События приобретали экстаординарный оборот.
– Идиот! Осторожно! – закричали все сочувствующие хором, фехтуя наугад и нанося удары ногами и руками в пустоту.
– Держи его! Закройте дверь! Не выпускай его из рук! Он сбежит! Как пить дать, сбежит! У меня кое-что есть! Вот он! Копошится в грязи!
Тут поднялся настоящий кавардак. Казалось, удары посыпались на всех сразу, и Сэнди Уоджерс, как всегда всё знающий и сообразительный, после страшного удара в нос, снова с криком «пропадать, так с музыкой», отпер дверь и возглавил окончательный и полный разгром.
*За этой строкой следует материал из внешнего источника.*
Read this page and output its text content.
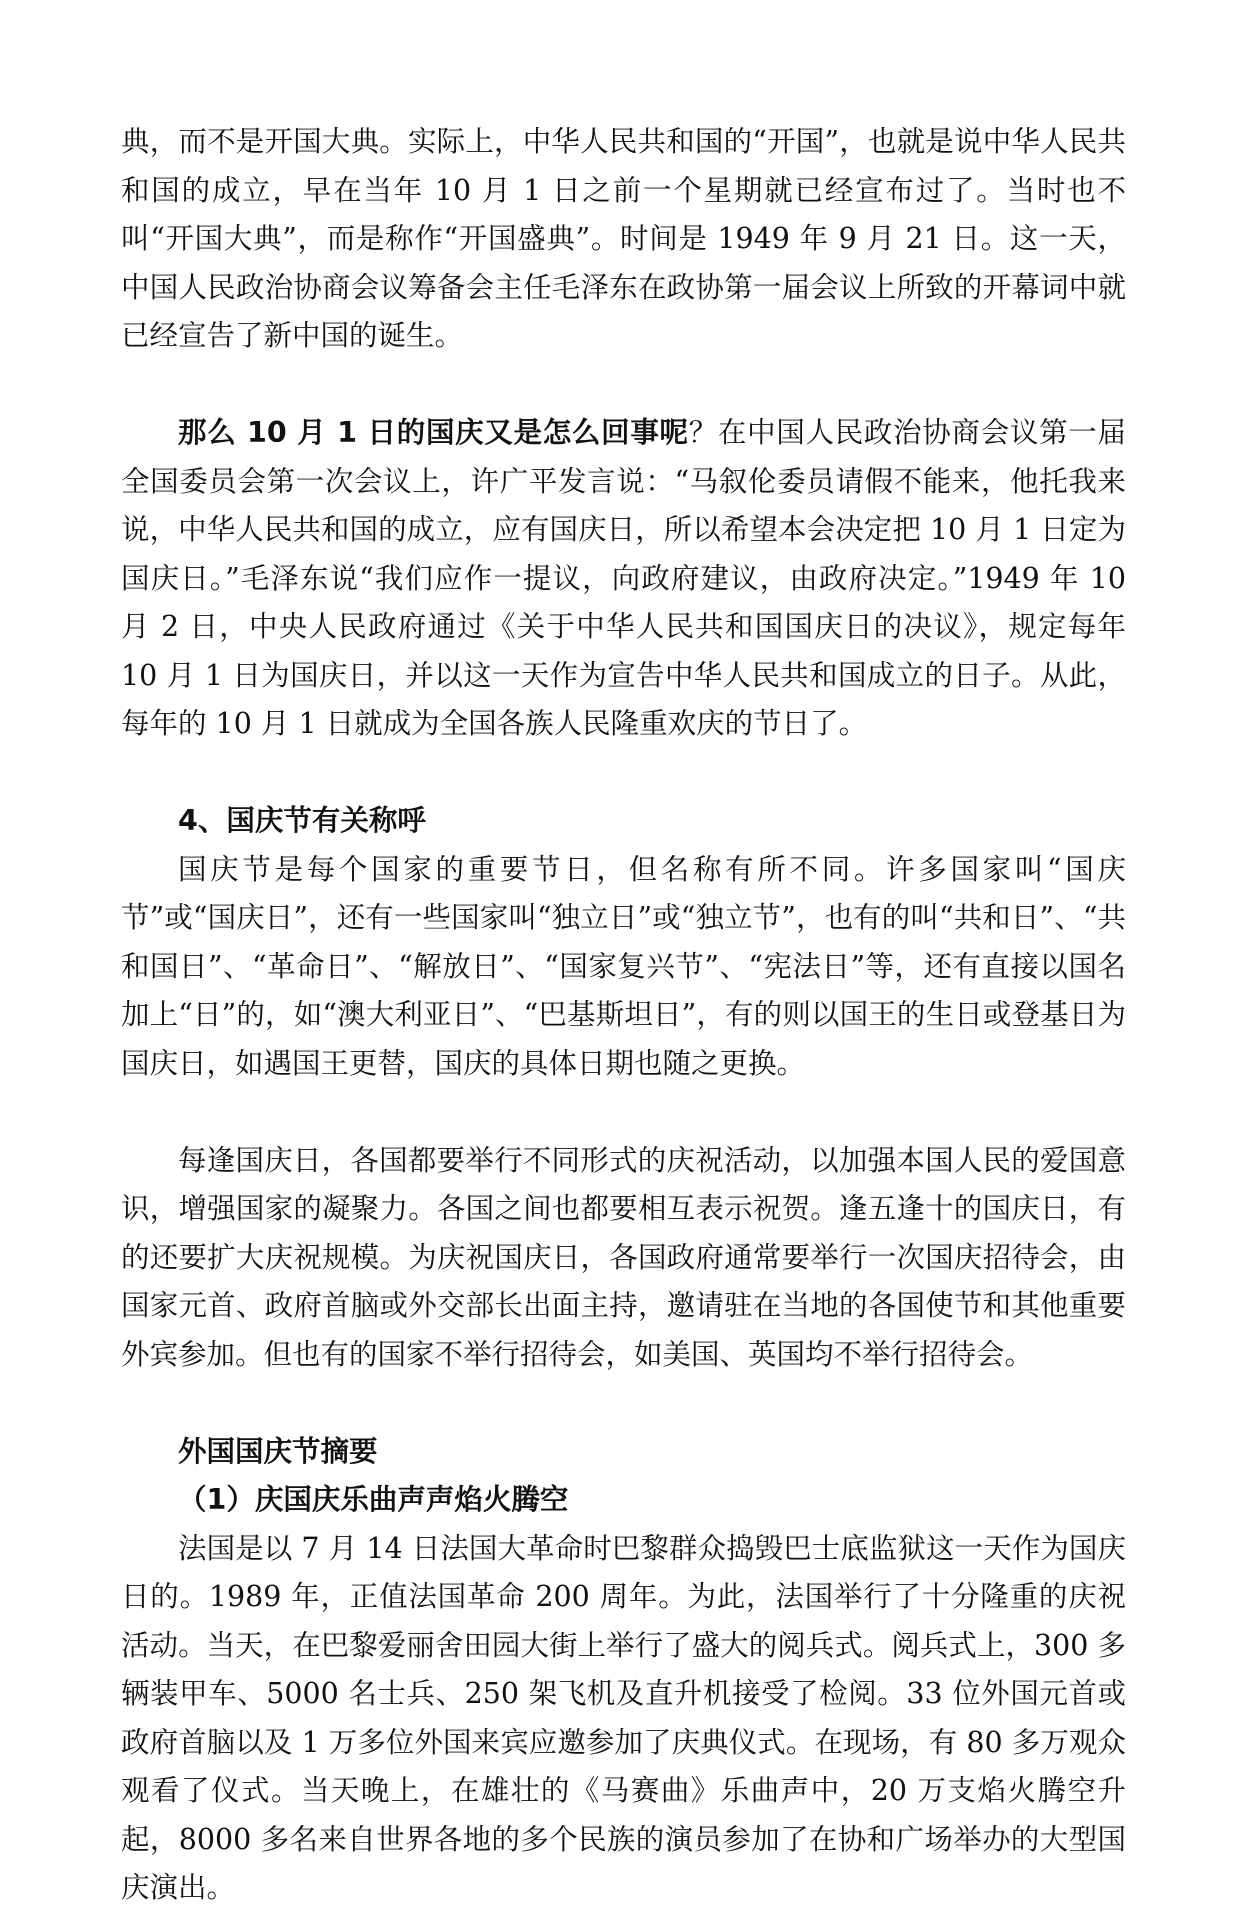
典，而不是开国大典。实际上，中华人民共和国的“开国”，也就是说中华人民共和国的成立，早在当年 10 月 1 日之前一个星期就已经宣布过了。当时也不叫“开国大典”，而是称作“开国盛典”。时间是 1949 年 9 月 21 日。这一天，中国人民政治协商会议筹备会主任毛泽东在政协第一届会议上所致的开幕词中就已经宣告了新中国的诞生。

那么 10 月 1 日的国庆又是怎么回事呢？在中国人民政治协商会议第一届全国委员会第一次会议上，许广平发言说：“马叙伦委员请假不能来，他托我来说，中华人民共和国的成立，应有国庆日，所以希望本会决定把 10 月 1 日定为国庆日。”毛泽东说“我们应作一提议，向政府建议，由政府决定。”1949 年 10 月 2 日，中央人民政府通过《关于中华人民共和国国庆日的决议》，规定每年 10 月 1 日为国庆日，并以这一天作为宣告中华人民共和国成立的日子。从此，每年的 10 月 1 日就成为全国各族人民隆重欢庆的节日了。

4、国庆节有关称呼

国庆节是每个国家的重要节日，但名称有所不同。许多国家叫“国庆节”或“国庆日”，还有一些国家叫“独立日”或“独立节”，也有的叫“共和日”、“共和国日”、“革命日”、“解放日”、“国家复兴节”、“宪法日”等，还有直接以国名加上“日”的，如“澳大利亚日”、“巴基斯坦日”，有的则以国王的生日或登基日为国庆日，如遇国王更替，国庆的具体日期也随之更换。

每逢国庆日，各国都要举行不同形式的庆祝活动，以加强本国人民的爱国意识，增强国家的凝聚力。各国之间也都要相互表示祝贺。逢五逢十的国庆日，有的还要扩大庆祝规模。为庆祝国庆日，各国政府通常要举行一次国庆招待会，由国家元首、政府首脑或外交部长出面主持，邀请驻在当地的各国使节和其他重要外宾参加。但也有的国家不举行招待会，如美国、英国均不举行招待会。

外国国庆节摘要

（1）庆国庆乐曲声声焰火腾空

法国是以 7 月 14 日法国大革命时巴黎群众捣毁巴士底监狱这一天作为国庆日的。1989 年，正值法国革命 200 周年。为此，法国举行了十分隆重的庆祝活动。当天，在巴黎爱丽舍田园大街上举行了盛大的阅兵式。阅兵式上，300 多辆装甲车、5000 名士兵、250 架飞机及直升机接受了检阅。33 位外国元首或政府首脑以及 1 万多位外国来宾应邀参加了庆典仪式。在现场，有 80 多万观众观看了仪式。当天晚上，在雄壮的《马赛曲》乐曲声中，20 万支焰火腾空升起，8000 多名来自世界各地的多个民族的演员参加了在协和广场举办的大型国庆演出。
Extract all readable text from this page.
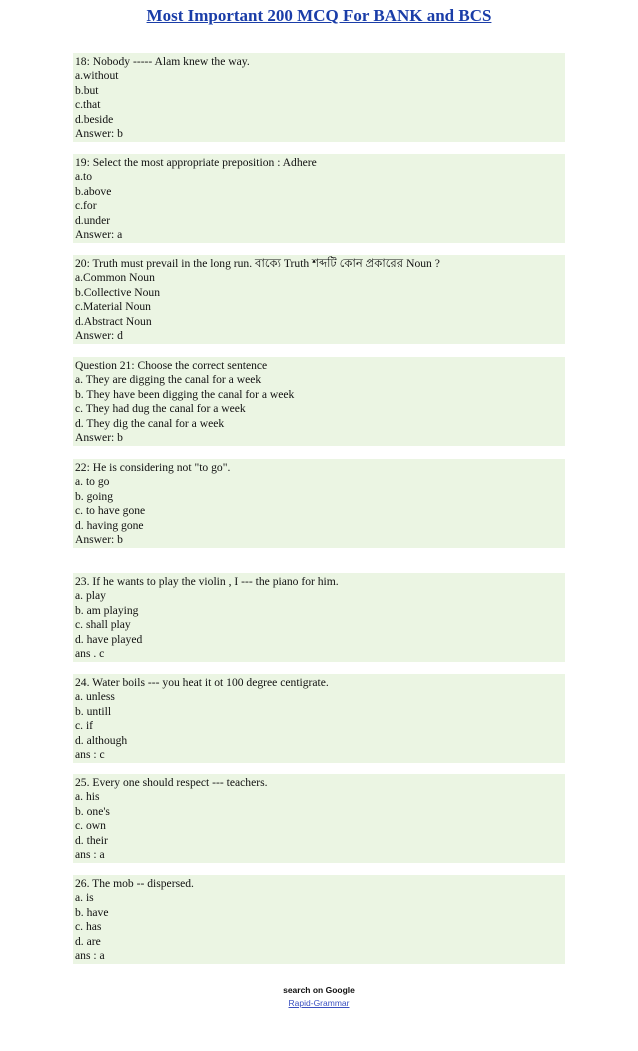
Most Important 200 MCQ For BANK and BCS
18: Nobody ----- Alam knew the way.
a.without
b.but
c.that
d.beside
Answer: b
19: Select the most appropriate preposition : Adhere
a.to
b.above
c.for
d.under
Answer: a
20: Truth must prevail in the long run. বাক্যে Truth শব্দটি কোন প্রকারের Noun ?
a.Common Noun
b.Collective Noun
c.Material Noun
d.Abstract Noun
Answer: d
Question 21: Choose the correct sentence
a. They are digging the canal for a week
b. They have been digging the canal for a week
c. They had dug the canal for a week
d. They dig the canal for a week
Answer: b
22: He is considering not "to go".
a. to go
b. going
c. to have gone
d. having gone
Answer: b
23. If he wants to play the violin , I --- the piano for him.
a. play
b. am playing
c. shall play
d. have played
ans . c
24. Water boils --- you heat it ot 100 degree centigrate.
a. unless
b. untill
c. if
d. although
ans : c
25. Every one should respect --- teachers.
a. his
b. one's
c. own
d. their
ans : a
26. The mob -- dispersed.
a. is
b. have
c. has
d. are
ans : a
search on Google
Rapid-Grammar
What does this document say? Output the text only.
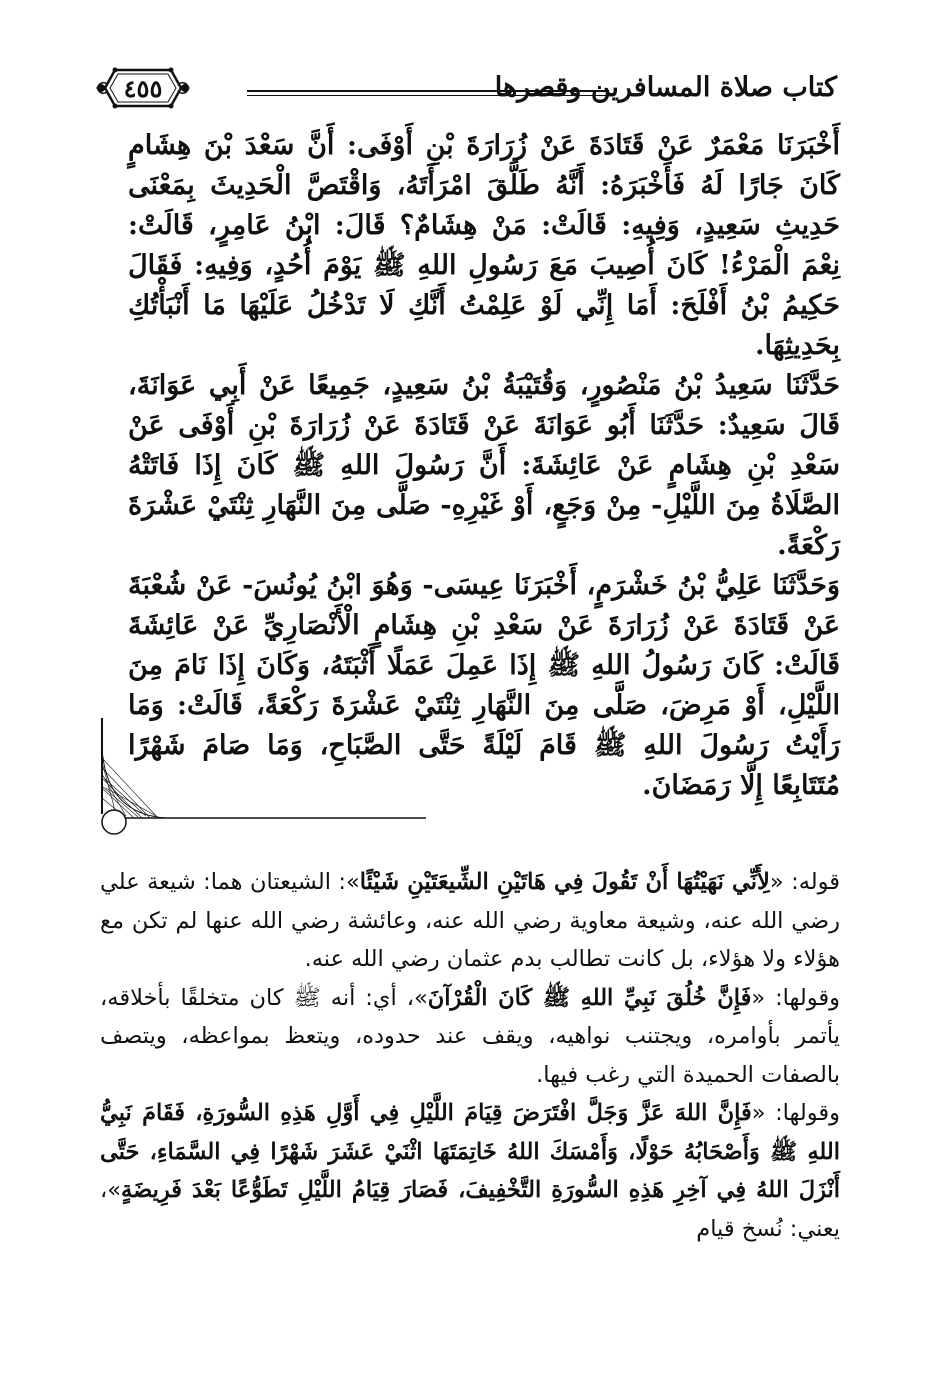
كتاب صلاة المسافرين وقصرها
٤٥٥

أَخْبَرَنَا مَعْمَرٌ عَنْ قَتَادَةَ عَنْ زُرَارَةَ بْنِ أَوْفَى: أَنَّ سَعْدَ بْنَ هِشَامٍ كَانَ جَارًا لَهُ فَأَخْبَرَهُ: أَنَّهُ طَلَّقَ امْرَأَتَهُ، وَاقْتَصَّ الْحَدِيثَ بِمَعْنَى حَدِيثِ سَعِيدٍ، وَفِيهِ: قَالَتْ: مَنْ هِشَامٌ؟ قَالَ: ابْنُ عَامِرٍ، قَالَتْ: نِعْمَ الْمَرْءُ! كَانَ أُصِيبَ مَعَ رَسُولِ اللهِ ﷺ يَوْمَ أُحُدٍ، وَفِيهِ: فَقَالَ حَكِيمُ بْنُ أَفْلَحَ: أَمَا إِنِّي لَوْ عَلِمْتُ أَنَّكِ لَا تَدْخُلُ عَلَيْهَا مَا أَنْبَأْتُكِ بِحَدِيثِهَا.

حَدَّثَنَا سَعِيدُ بْنُ مَنْصُورٍ، وَقُتَيْبَةُ بْنُ سَعِيدٍ، جَمِيعًا عَنْ أَبِي عَوَانَةَ، قَالَ سَعِيدٌ: حَدَّثَنَا أَبُو عَوَانَةَ عَنْ قَتَادَةَ عَنْ زُرَارَةَ بْنِ أَوْفَى عَنْ سَعْدِ بْنِ هِشَامٍ عَنْ عَائِشَةَ: أَنَّ رَسُولَ اللهِ ﷺ كَانَ إِذَا فَاتَتْهُ الصَّلَاةُ مِنَ اللَّيْلِ- مِنْ وَجَعٍ، أَوْ غَيْرِهِ- صَلَّى مِنَ النَّهَارِ ثِنْتَيْ عَشْرَةَ رَكْعَةً.

وَحَدَّثَنَا عَلِيُّ بْنُ خَشْرَمٍ، أَخْبَرَنَا عِيسَى- وَهُوَ ابْنُ يُونُسَ- عَنْ شُعْبَةَ عَنْ قَتَادَةَ عَنْ زُرَارَةَ عَنْ سَعْدِ بْنِ هِشَامٍ الْأَنْصَارِيِّ عَنْ عَائِشَةَ قَالَتْ: كَانَ رَسُولُ اللهِ ﷺ إِذَا عَمِلَ عَمَلًا أَثْبَتَهُ، وَكَانَ إِذَا نَامَ مِنَ اللَّيْلِ، أَوْ مَرِضَ، صَلَّى مِنَ النَّهَارِ ثِنْتَيْ عَشْرَةَ رَكْعَةً، قَالَتْ: وَمَا رَأَيْتُ رَسُولَ اللهِ ﷺ قَامَ لَيْلَةً حَتَّى الصَّبَاحِ، وَمَا صَامَ شَهْرًا مُتَتَابِعًا إِلَّا رَمَضَانَ.

قوله: «لِأَنِّي نَهَيْتُهَا أَنْ تَقُولَ فِي هَاتَيْنِ الشِّيعَتَيْنِ شَيْئًا»: الشيعتان هما: شيعة علي رضي الله عنه، وشيعة معاوية رضي الله عنه، وعائشة رضي الله عنها لم تكن مع هؤلاء ولا هؤلاء، بل كانت تطالب بدم عثمان رضي الله عنه.

وقولها: «فَإِنَّ خُلُقَ نَبِيِّ اللهِ ﷺ كَانَ الْقُرْآنَ»، أي: أنه ﷺ كان متخلقًا بأخلاقه، يأتمر بأوامره، ويجتنب نواهيه، ويقف عند حدوده، ويتعظ بمواعظه، ويتصف بالصفات الحميدة التي رغب فيها.

وقولها: «فَإِنَّ اللهَ عَزَّ وَجَلَّ افْتَرَضَ قِيَامَ اللَّيْلِ فِي أَوَّلِ هَذِهِ السُّورَةِ، فَقَامَ نَبِيُّ اللهِ ﷺ وَأَصْحَابُهُ حَوْلًا، وَأَمْسَكَ اللهُ خَاتِمَتَهَا اثْنَيْ عَشَرَ شَهْرًا فِي السَّمَاءِ، حَتَّى أَنْزَلَ اللهُ فِي آخِرِ هَذِهِ السُّورَةِ التَّخْفِيفَ، فَصَارَ قِيَامُ اللَّيْلِ تَطَوُّعًا بَعْدَ فَرِيضَةٍ»، يعني: نُسخ قيام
Остальные, мгновенно по зову души последовавшие за ним, оказались зажатыми в углу у дверного проёма. Избиение, ничем не хуже, чем в центре, продолжилось и в углу. У унитария Фиппса был выбит передний зуб, а у Хенфри поврежден ушной хрящ, Джефферс получил знатный удар в челюсть и, поворачиваясь, зацепился за что-то, что встало между ним и Хакстером в схватке и помешало им сойтись. Раздался звук рвущейся материи, и кто-то плашмя упал в подвальную яму. Хакстер налетел на чью-то волосатую, мускулистую грудь, и в следующее мгновение вся толпа дерущихся, возбужденных мужчин хлынула в переполненный зал, как стая головастиков – в лужу, чтобы окончательно насладиться бойней не на жизнь, а на смерть.
– Я поймал его! – кричал Джефферс, задыхаясь и продираясь сквозь обезумевшую толпу. С багровым лицом и вздувшимися венами идиота он боролся со своим невидимым врагом.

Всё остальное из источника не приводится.